6. Should the primetime draft be here to stay?
Rothman: "Well, I loved it, and I think the league did a great job. We were up 25 percent against LeBron James and other primetime competition. We will huddle up with the league in the near term to figure out what we can do to make it better, but the fact they brought in the Hall of Famers and stars littered throughout, I think football fans loved it."
And now Weinberger:
1. One of the biggest complaints from viewers is tipping picks, when your network and ESPN show shots of guys on the phone with teams before they get drafted. What is your reaction to those viewers who charge that it takes the drama away?
Weinberger: "I don't think its takes the drama away. I actually think it makes for a pretty amazing pacing. The teams call the players before the commissioner goes up to the podium. That means the player and agent know, and if teams are tweeting out their picks, we feel we have a journalistic responsibility to get it out there. That's why we do it.
"One of the best moments at the draft was when we had Dez Bryant and his family and a camera in his home. His family went crazy and he dropped to his knees in tears, and that was before the pick was announced. I have heard that frustration from fans and I have heard it from people in our NFL Network organization. I get it. But this is the way it happens. Sometimes it's three or four minutes before the actual pick is made. I think you are seeing a kid's emotion as he gets told that he is getting picked."
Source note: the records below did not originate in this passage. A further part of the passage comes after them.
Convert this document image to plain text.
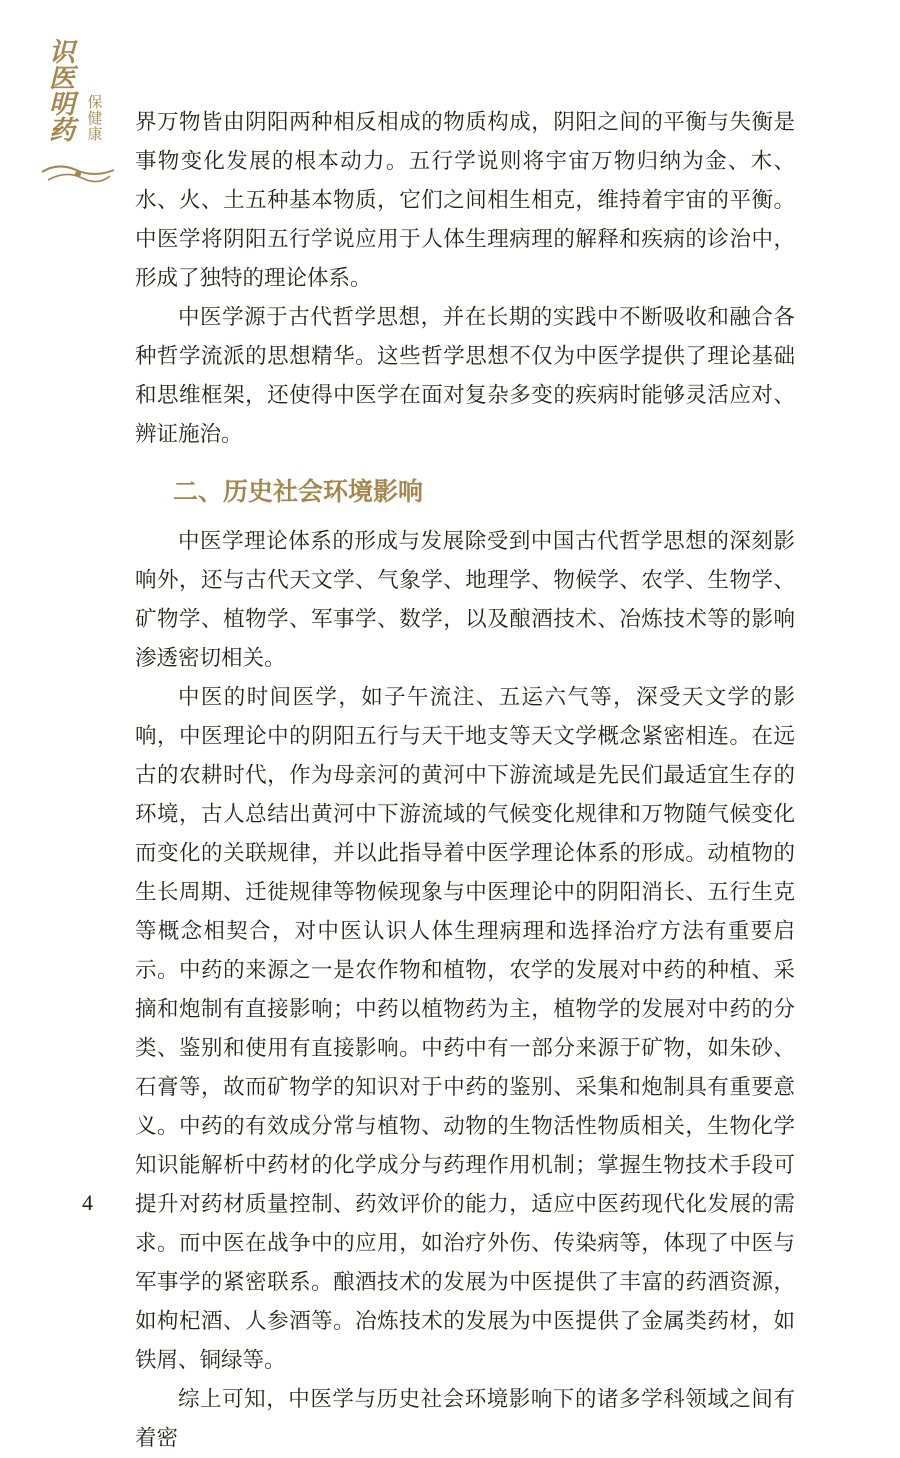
识
医
明
药
保
健
康 界万物皆由阴阳两种相反相成的物质构成，阴阳之间的平衡与失衡是事物变化发展的根本动力。五行学说则将宇宙万物归纳为金、木、水、火、土五种基本物质，它们之间相生相克，维持着宇宙的平衡。中医学将阴阳五行学说应用于人体生理病理的解释和疾病的诊治中，形成了独特的理论体系。

中医学源于古代哲学思想，并在长期的实践中不断吸收和融合各种哲学流派的思想精华。这些哲学思想不仅为中医学提供了理论基础和思维框架，还使得中医学在面对复杂多变的疾病时能够灵活应对、辨证施治。

二、历史社会环境影响

中医学理论体系的形成与发展除受到中国古代哲学思想的深刻影响外，还与古代天文学、气象学、地理学、物候学、农学、生物学、矿物学、植物学、军事学、数学，以及酿酒技术、冶炼技术等的影响渗透密切相关。

中医的时间医学，如子午流注、五运六气等，深受天文学的影响，中医理论中的阴阳五行与天干地支等天文学概念紧密相连。在远古的农耕时代，作为母亲河的黄河中下游流域是先民们最适宜生存的环境，古人总结出黄河中下游流域的气候变化规律和万物随气候变化而变化的关联规律，并以此指导着中医学理论体系的形成。动植物的生长周期、迁徙规律等物候现象与中医理论中的阴阳消长、五行生克等概念相契合，对中医认识人体生理病理和选择治疗方法有重要启示。中药的来源之一是农作物和植物，农学的发展对中药的种植、采摘和炮制有直接影响；中药以植物药为主，植物学的发展对中药的分类、鉴别和使用有直接影响。中药中有一部分来源于矿物，如朱砂、石膏等，故而矿物学的知识对于中药的鉴别、采集和炮制具有重要意义。中药的有效成分常与植物、动物的生物活性物质相关，生物化学知识能解析中药材的化学成分与药理作用机制；掌握生物技术手段可提升对药材质量控制、药效评价的能力，适应中医药现代化发展的需求。而中医在战争中的应用，如治疗外伤、传染病等，体现了中医与军事学的紧密联系。酿酒技术的发展为中医提供了丰富的药酒资源，如枸杞酒、人参酒等。冶炼技术的发展为中医提供了金属类药材，如铁屑、铜绿等。

综上可知，中医学与历史社会环境影响下的诸多学科领域之间有着密

4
2. Mike Mayock lost his voice after two days. What contingency plan did you have in place as the linchpin of your coverage goes down?
Weinberger: "We knew that morning [Saturday] it would be a struggle. Mike came into the week with a bit of a cold and we tried to manage it as much as we could but it just gave out. I'll tell you, though, what he did on NFL.com ended up being fascinating. But we are glad his voice did not give out for Day 1 and Day 2."
3. Did the three-day draft work as a television program?
Weinberger: "There is so much information over the three days and there is shockingly even more that we can still do. Using Mack Brown for us as an analyst really opened up a lot of ideas of just how last week was about college football, high school and pro football coming together. We were stunned by how it carried through all the way to Saturday."
4. How would you assess your broadcast?
Weinberger: "We were so happy with our talent. It was amazing. Corey Chavous had a great weekend. Charles Davis had a huge weekend. I would almost break up Day Three into two days. I know it sounds ridiculous, but Day Three moved so fast that I'm not sure it didn't move too fast for the viewer."
5. Should the primetime draft become permanent?
Weinberger: "Yes. Maybe we can even do a round a night and do seven nights. That's what we were joking about in the truck, though you get in the round 5, 6 and 7 it starts getting a little tough. Why did I like the primetime draft? I just think more people get to see this unscripted sports reality show. You don't get much television like this: In the course of a minute, someone's life changes and you are able to see it. There is simply not much like that on television."